E por isso era sempre estranho quando um tipo como o de Sofia estacionava em minha porta e decidia ficar – você tentava se convencer de que talvez fosse pela jovem idade, de que, tão imatura e empolgada pelas aventuras da vida, houvesse ela enxergado em você um parceiro em potencial digno de compreensão e de companheirismo. Talvez fossem suas piadas. Talvez fosse sua consciência de possuir um RG tão abaixo da média e ainda assim garantir ao prazer dela certos confortos e certos truques que a maioria não domava tão bem – você aprendia a se virar com as outras partes do corpo e tocar os lugares certos. Ou talvez fosse algo mais que você não soubesse. Mas uma coisa era certa: se uma fêmea-bonobo daquele porte, com longos cabelos longos e com um corpo de ninfa clássica já aos vinte, em detrimento e em companhia de você e de seu corpo tão ralo já na praia dos trinta, estivesse ao seu lado por seus dotes humorísticos ou de personalidade, e não pela impecável beleza da qual não dispunha ou pelo manjolo que não era clássico, galante e gigante e veiúdo como dos outros machos, então algo haveria de ser verdade – no mínimo. Talvez as fêmeas-bonobo realmente possuíssem coração. Talvez nem todas fossem iguais como os bandos da sociedade levaram-me a crer.  
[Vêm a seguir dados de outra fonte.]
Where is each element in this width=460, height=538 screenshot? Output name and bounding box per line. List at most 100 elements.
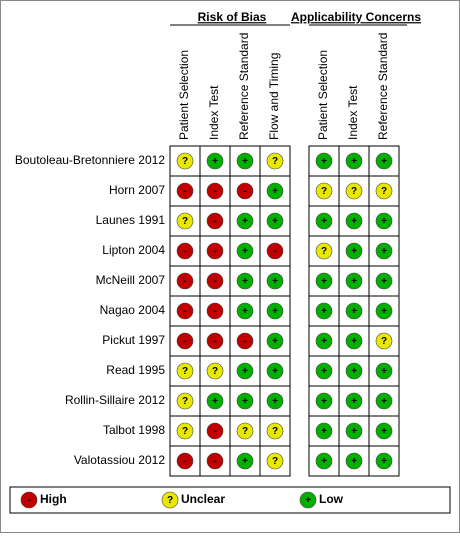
rating-dot [206, 332, 224, 350]
rating-symbol: ? [212, 366, 218, 377]
rating-dot [236, 362, 254, 380]
rating-symbol: - [213, 276, 216, 287]
study-label: Read 1995 [106, 363, 165, 377]
rating-dot [236, 452, 254, 470]
rating-symbol: + [381, 456, 387, 467]
rating-symbol: ? [182, 396, 188, 407]
study-label: Lipton 2004 [102, 243, 165, 257]
rating-dot [375, 212, 393, 230]
rating-dot [206, 422, 224, 440]
legend-label: High [40, 492, 67, 506]
rating-symbol: - [183, 336, 186, 347]
rating-symbol: + [351, 336, 357, 347]
rating-symbol: + [381, 216, 387, 227]
rating-dot [176, 362, 194, 380]
rating-symbol: + [272, 366, 278, 377]
rating-symbol: + [212, 396, 218, 407]
rating-dot [266, 302, 284, 320]
rating-dot [176, 272, 194, 290]
study-label: Valotassiou 2012 [74, 453, 166, 467]
rating-dot [266, 242, 284, 260]
rating-symbol: - [183, 276, 186, 287]
rating-dot [345, 362, 363, 380]
rating-dot [375, 272, 393, 290]
column-label: Reference Standard [376, 33, 390, 140]
rating-dot [375, 392, 393, 410]
rating-symbol: ? [381, 336, 387, 347]
rating-dot [236, 152, 254, 170]
rating-symbol: - [243, 336, 246, 347]
rating-symbol: - [213, 456, 216, 467]
rating-symbol: + [321, 336, 327, 347]
rating-symbol: + [242, 306, 248, 317]
rating-symbol: + [321, 456, 327, 467]
rating-dot [345, 452, 363, 470]
rating-dot [315, 452, 333, 470]
rating-dot [375, 182, 393, 200]
rating-dot [176, 452, 194, 470]
rating-dot [315, 302, 333, 320]
rating-symbol: - [183, 246, 186, 257]
grid-box [308, 145, 400, 477]
column-label: Index Test [346, 85, 360, 140]
rating-dot [236, 422, 254, 440]
rating-symbol: + [351, 216, 357, 227]
rating-symbol: ? [182, 216, 188, 227]
rating-dot [375, 242, 393, 260]
rating-dot [206, 362, 224, 380]
rating-symbol: + [242, 156, 248, 167]
rating-dot [206, 452, 224, 470]
rating-symbol: + [351, 156, 357, 167]
rating-dot [345, 242, 363, 260]
rating-dot [206, 182, 224, 200]
rating-dot [206, 242, 224, 260]
legend-symbol: + [305, 495, 311, 506]
rating-symbol: + [381, 426, 387, 437]
rating-dot [375, 152, 393, 170]
rating-symbol: + [321, 306, 327, 317]
rating-dot [206, 302, 224, 320]
rating-dot [176, 182, 194, 200]
rating-symbol: + [381, 366, 387, 377]
rating-dot [236, 302, 254, 320]
rating-symbol: + [321, 396, 327, 407]
rating-dot [266, 422, 284, 440]
rating-dot [315, 152, 333, 170]
rating-symbol: + [242, 366, 248, 377]
study-label: Horn 2007 [109, 183, 165, 197]
rating-symbol: + [321, 276, 327, 287]
rating-dot [375, 302, 393, 320]
rating-dot [236, 242, 254, 260]
group-title: Risk of Bias [198, 10, 267, 24]
rating-dot [176, 242, 194, 260]
rating-symbol: ? [242, 426, 248, 437]
rating-symbol: + [272, 216, 278, 227]
legend-symbol: - [27, 495, 30, 506]
rating-dot [266, 452, 284, 470]
rating-dot [345, 302, 363, 320]
rating-dot [236, 182, 254, 200]
rating-dot [345, 332, 363, 350]
column-label: Index Test [207, 85, 221, 140]
legend-dot [161, 491, 179, 509]
rating-dot [236, 212, 254, 230]
rating-symbol: - [273, 246, 276, 257]
rating-dot [345, 212, 363, 230]
rating-dot [236, 392, 254, 410]
legend-dot [299, 491, 317, 509]
rating-symbol: ? [351, 186, 357, 197]
rating-dot [176, 332, 194, 350]
study-label: Nagao 2004 [100, 303, 166, 317]
rating-symbol: ? [182, 426, 188, 437]
rating-symbol: ? [321, 186, 327, 197]
rating-symbol: + [381, 396, 387, 407]
rating-symbol: - [213, 426, 216, 437]
rating-dot [345, 182, 363, 200]
rating-symbol: - [243, 186, 246, 197]
rating-symbol: + [381, 306, 387, 317]
rating-dot [206, 212, 224, 230]
legend-box [9, 486, 451, 514]
legend-label: Low [319, 492, 344, 506]
study-label: Talbot 1998 [103, 423, 165, 437]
Sofia, vinte anos e do signo de Peixes, com uma bunda do tamanho do mundo que confortava toda minha cara desfigurada quando nela decidia sentar (ou quando assim eu pedia), estava ali em meu estacionamento, dizendo palavras sinceras e jurando lealdade, jurando fidelidade e amor e todas as outras coisas que você não espera receber de tipos como aquele. Então não haveria de ser outra coisa a não ser a mais pura verdade.
Alguns meses depois de muita estadia e de companheirismo e de truques e de calores e de gritos, Sofia veio a mim com a tão ousada proposta que esclareceu, em certo aspecto, algumas de suas razões de estar por ali ao meu lado:
– Quero que você coloque na minha bunda.
– Colocar o quê?
– O seu RG. Quero que coloque o seu RG na minha bunda. Eu te amo e nunca dei ela pra ninguém. Quero dar pra você, quero que você coloque tudinho porque eu te amo.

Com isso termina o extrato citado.